Elaine (Washington DC)
Oh, my Lord! Programs to "help the poor"? What the poor need is not "hope", but money. PAY people for the work they do! I live in the South where most people I know work 2 and 3 jobs and are not "dirt poor", but certainly not doing well. The US does not need to give someone a cow or help them make sandwiches to sell. We need to PAY people for the work they do. We need to rein in the rapacious overlords who really run the society. Some people in the country are beginning to discuss reparations. Instead of handing out checks to people, the US should spend on education in the poorest areas, both urban and rural. Fix the dilapidated school buildings, pay teachers. Spend money on public transportation in places urban and suburban enough to support it, so that people can get to jobs.
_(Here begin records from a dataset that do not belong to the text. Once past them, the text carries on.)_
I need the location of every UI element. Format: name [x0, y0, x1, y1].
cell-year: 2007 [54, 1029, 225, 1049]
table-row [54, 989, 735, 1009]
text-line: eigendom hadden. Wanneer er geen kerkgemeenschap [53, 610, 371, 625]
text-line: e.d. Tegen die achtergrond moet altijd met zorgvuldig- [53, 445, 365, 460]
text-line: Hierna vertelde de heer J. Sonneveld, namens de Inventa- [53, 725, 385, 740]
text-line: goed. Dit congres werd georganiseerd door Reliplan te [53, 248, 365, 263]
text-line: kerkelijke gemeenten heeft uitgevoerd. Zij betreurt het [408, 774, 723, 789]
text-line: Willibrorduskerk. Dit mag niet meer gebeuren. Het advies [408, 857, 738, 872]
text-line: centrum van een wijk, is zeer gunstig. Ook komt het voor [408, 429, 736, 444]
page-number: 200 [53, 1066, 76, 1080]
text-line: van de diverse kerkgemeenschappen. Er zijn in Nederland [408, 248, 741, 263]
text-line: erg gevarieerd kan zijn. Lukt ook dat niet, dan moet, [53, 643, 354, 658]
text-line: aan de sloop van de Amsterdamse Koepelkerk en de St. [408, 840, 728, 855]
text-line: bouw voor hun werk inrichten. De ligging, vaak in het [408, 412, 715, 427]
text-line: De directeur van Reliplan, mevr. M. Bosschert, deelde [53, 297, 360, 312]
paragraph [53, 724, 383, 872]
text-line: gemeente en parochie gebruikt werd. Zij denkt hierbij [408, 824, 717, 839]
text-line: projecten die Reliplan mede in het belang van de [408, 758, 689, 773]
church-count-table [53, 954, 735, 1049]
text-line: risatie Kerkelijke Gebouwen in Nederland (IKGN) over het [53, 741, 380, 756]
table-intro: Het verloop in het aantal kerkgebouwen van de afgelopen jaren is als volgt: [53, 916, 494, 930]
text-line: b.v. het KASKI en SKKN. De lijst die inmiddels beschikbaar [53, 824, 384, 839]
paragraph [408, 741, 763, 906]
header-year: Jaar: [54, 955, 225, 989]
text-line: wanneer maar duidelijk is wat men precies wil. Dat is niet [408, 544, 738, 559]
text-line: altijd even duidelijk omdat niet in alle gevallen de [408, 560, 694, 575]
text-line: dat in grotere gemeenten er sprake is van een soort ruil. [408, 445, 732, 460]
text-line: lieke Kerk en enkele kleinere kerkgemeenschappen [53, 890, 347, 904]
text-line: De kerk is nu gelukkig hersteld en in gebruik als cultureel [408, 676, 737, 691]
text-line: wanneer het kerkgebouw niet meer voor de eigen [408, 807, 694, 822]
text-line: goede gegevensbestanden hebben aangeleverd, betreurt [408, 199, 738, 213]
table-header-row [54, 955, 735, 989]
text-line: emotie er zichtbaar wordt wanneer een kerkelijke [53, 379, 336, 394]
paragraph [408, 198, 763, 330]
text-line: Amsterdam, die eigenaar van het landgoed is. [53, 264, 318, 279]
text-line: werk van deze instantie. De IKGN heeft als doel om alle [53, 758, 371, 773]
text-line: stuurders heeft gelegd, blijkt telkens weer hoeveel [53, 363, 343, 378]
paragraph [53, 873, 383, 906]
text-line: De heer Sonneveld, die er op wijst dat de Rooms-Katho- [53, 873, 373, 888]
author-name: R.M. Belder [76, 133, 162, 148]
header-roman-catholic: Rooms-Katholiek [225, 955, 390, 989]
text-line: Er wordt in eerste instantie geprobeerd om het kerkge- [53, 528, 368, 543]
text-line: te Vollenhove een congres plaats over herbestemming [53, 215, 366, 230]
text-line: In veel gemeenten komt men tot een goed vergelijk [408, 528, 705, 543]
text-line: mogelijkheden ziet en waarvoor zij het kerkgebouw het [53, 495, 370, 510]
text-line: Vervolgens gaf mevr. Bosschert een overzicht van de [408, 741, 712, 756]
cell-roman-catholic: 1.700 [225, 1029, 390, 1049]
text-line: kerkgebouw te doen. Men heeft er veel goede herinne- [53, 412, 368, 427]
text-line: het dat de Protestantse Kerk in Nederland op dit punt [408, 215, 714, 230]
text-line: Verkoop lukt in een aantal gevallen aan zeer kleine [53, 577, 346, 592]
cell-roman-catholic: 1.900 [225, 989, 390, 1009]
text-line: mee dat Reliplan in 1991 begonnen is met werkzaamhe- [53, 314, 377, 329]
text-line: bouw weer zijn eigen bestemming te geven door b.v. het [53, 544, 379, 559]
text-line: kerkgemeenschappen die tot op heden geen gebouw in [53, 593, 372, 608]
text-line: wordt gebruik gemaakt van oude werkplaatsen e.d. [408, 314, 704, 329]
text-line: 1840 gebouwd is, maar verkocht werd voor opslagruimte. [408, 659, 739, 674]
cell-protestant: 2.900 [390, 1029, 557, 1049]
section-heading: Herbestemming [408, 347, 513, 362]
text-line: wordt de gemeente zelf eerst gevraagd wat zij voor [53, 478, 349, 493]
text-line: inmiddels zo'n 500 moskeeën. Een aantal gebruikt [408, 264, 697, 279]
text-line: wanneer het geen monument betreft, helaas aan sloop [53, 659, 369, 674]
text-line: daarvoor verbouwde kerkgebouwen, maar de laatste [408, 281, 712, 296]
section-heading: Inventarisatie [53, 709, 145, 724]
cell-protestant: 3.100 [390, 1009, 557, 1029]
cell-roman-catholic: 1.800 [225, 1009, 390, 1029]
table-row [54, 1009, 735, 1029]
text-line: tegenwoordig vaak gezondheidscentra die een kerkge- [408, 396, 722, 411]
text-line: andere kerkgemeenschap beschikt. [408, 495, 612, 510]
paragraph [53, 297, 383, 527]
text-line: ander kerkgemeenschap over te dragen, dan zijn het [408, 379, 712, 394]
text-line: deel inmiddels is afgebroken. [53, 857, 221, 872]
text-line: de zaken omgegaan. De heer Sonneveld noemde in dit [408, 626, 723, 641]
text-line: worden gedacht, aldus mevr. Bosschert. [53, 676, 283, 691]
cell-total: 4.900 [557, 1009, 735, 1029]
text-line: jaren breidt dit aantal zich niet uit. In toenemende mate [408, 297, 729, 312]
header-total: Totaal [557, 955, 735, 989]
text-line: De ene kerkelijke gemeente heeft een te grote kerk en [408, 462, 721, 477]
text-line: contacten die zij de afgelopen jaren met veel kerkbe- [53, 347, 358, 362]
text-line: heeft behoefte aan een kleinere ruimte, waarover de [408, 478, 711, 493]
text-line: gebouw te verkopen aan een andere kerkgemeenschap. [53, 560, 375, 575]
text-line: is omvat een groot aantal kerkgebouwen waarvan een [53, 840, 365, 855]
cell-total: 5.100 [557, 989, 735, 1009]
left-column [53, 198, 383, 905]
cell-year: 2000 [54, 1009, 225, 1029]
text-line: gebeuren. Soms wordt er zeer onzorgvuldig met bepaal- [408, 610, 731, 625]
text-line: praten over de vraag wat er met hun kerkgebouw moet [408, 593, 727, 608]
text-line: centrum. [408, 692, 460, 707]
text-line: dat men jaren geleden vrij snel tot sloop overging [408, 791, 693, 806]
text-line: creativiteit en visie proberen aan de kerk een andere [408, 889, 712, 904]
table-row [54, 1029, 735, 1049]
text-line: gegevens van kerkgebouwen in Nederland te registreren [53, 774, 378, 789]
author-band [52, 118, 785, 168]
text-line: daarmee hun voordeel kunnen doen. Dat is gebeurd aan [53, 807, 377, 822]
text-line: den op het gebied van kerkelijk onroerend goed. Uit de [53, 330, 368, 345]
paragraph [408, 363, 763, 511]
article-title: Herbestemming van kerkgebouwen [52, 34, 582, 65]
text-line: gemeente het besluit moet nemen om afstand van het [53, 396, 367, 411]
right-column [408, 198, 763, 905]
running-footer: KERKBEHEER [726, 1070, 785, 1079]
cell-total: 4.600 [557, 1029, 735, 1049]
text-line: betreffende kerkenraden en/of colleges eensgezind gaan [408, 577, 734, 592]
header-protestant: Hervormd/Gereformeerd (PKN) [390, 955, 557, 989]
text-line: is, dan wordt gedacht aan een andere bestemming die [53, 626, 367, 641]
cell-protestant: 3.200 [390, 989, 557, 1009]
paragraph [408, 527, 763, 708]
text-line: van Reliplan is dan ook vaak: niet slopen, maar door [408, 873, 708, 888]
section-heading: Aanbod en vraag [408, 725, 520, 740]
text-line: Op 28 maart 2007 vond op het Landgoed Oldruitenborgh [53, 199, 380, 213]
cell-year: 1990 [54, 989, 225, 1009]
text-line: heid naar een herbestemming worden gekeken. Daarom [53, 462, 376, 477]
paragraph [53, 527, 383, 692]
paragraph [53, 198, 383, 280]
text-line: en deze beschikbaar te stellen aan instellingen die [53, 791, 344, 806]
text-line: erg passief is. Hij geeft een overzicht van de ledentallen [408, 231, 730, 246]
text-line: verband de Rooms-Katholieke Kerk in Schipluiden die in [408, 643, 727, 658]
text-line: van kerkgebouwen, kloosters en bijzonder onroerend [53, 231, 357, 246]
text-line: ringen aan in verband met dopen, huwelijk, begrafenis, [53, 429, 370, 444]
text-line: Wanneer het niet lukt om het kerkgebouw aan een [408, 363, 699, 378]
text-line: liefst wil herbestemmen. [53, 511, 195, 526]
Fix the trains. I've been on a train in Canada and here. Yikes! What a difference. And I was in "business" class. People selling meat pies and handbags is not going to help the vast majority the poor and barely hanging on people in the US.
JKR (NY)
@Elaine I think, at the end of the day, what you and Mr. Kristof are saying amounts to the same thing.
WDJ (Brooklyn)
I worked for years in an Soros philanthropy and non-profit education, so I've seen a lot. I couldn't agree more with you - GIVE 'EM THE MONEY! Pay people for the work they do! Stop with the psychologizing and the liberal hand wringing, and the patronizing attitude that somehow the poor can't figure things out for themselves and make their lives work without Mr. Kristof's bright ideas from South America. It's quite simple -pay people so that the can pay rent and get the basics to not just live but thrive. And then get out of the way. Be patient enough to wait a generation or two for the attitudes as behavior shifts because of new found economic security. Giving people the money and resources they need to survive will help people change over time. And by the way, there are more poor white people than people of color! Implicit in Mr. Kristof's suggestions is that Black people of other people of color need his help to figure out their lives. How arrogant and tired! I repeat - Give people -- all people- the MONEY they need for the work they do... then leave 'em alone.
LRB (California)
@WDJ And maybe while they are at this dignity building, they could figure out how to keep men from beating their wives even if they don't start a business?